In such examination, I have assumed the genuineness of all signatures, the legal
capacity of natural persons, the authenticity of all documents submitted to me
as originals, the


conformity to original documents of all documents submitted to me as certified
or photostatic copies and the authenticity of the originals of such latter
documents. As to all questions of fact material to this opinion that have not
been independently established, I have relied upon certificates or comparable
documents of officers and representatives of the Company and Capital
Funding.

     Based on the foregoing, and subject to the qualifications stated herein, I
am of the opinion that:

     1. The Company and Capital Funding are corporations duly incorporated and
validly existing under the laws of the State of Colorado.

     2. The Company has all requisite corporate power and authority to execute
and deliver the Debt Guarantees, the Indenture and the Preferred Securities
Guarantees and to perform its obligations thereunder. Capital Funding has all
requisite corporate power and authority to execute and deliver the Subordinated
Debt Securities and the Indenture and to perform its obligations thereunder.

     3. The execution and delivery of the Debt Guarantees, the Indenture and the
Preferred Securities Guarantees by the Company has been duly authorized by all
necessary corporate action on the part of the Company.
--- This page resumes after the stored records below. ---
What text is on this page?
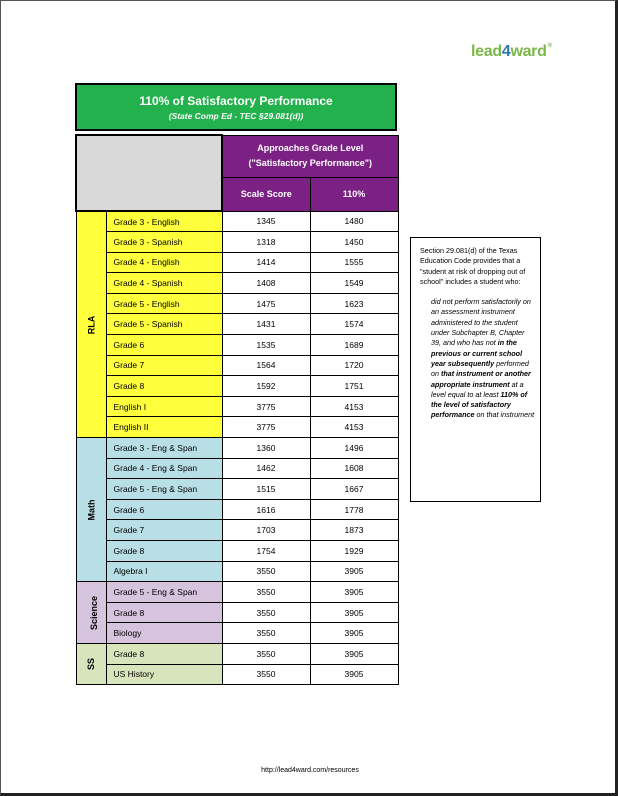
lead4ward®
110% of Satisfactory Performance
(State Comp Ed - TEC §29.081(d))

		Approaches Grade Level
("Satisfactory Performance")	

		Scale Score	110%
RLA	Grade 3 - English	1345	1480
	Grade 3 - Spanish	1318	1450
	Grade 4 - English	1414	1555
	Grade 4 - Spanish	1408	1549
	Grade 5 - English	1475	1623
	Grade 5 - Spanish	1431	1574
	Grade 6	1535	1689
	Grade 7	1564	1720
	Grade 8	1592	1751
	English I	3775	4153
	English II	3775	4153
Math	Grade 3 - Eng & Span	1360	1496
	Grade 4 - Eng & Span	1462	1608
	Grade 5 - Eng & Span	1515	1667
	Grade 6	1616	1778
	Grade 7	1703	1873
	Grade 8	1754	1929
	Algebra I	3550	3905
Science	Grade 5 - Eng & Span	3550	3905
	Grade 8	3550	3905
	Biology	3550	3905
SS	Grade 8	3550	3905
	US History	3550	3905
Section 29.081(d) of the Texas Education Code provides that a "student at risk of dropping out of school" includes a student who:
did not perform satisfactorily on an assessment instrument administered to the student under Subchapter B, Chapter 39, and who has not in the previous or current school year subsequently performed on that instrument or another appropriate instrument at a level equal to at least 110% of the level of satisfactory performance on that instrument
http://lead4ward.com/resources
The execution and
delivery of the Subordinated Debt Securities and the Indenture by Capital
Funding has been duly authorized by all necessary corporate action on the part
of Capital Funding.

     This opinion is rendered solely for your benefit in connection with the
transactions described herein. Without my prior written consent, this opinion
may not be relied upon by you in any other context or by any other person,
except that your outside counsel, Weil, Gotshal & Manges, and counsel to your
underwriters, Skadden, Arps, Slate, Meagher & Flom, may rely on this opinion as
to matters governed by the laws of the State of Colorado in rendering to you
their respective opinions, copies of which are included as exhibits to the
Registration Statement.


     This opinion is limited to the present laws of the State of Colorado, to
present judicial interpretations thereof, and to the facts as they presently
exist, and I assume no responsibility as to the applicability or effect of the
laws of any other jurisdiction. In rendering this opinion, I assume no
obligation to revise or supplement this opinion should the present laws of the
State of Colorado be changed by legislative action, judicial decision, or
otherwise.


     I hereby consent to the filing of this opinion as an exhibit to the
Registration Statement, and I further consent to the use of my name under the
captions "Legal Opinions" in the prospectus and "Legal Matters" in the
prospectus supplement forming a part of the Registration Statement.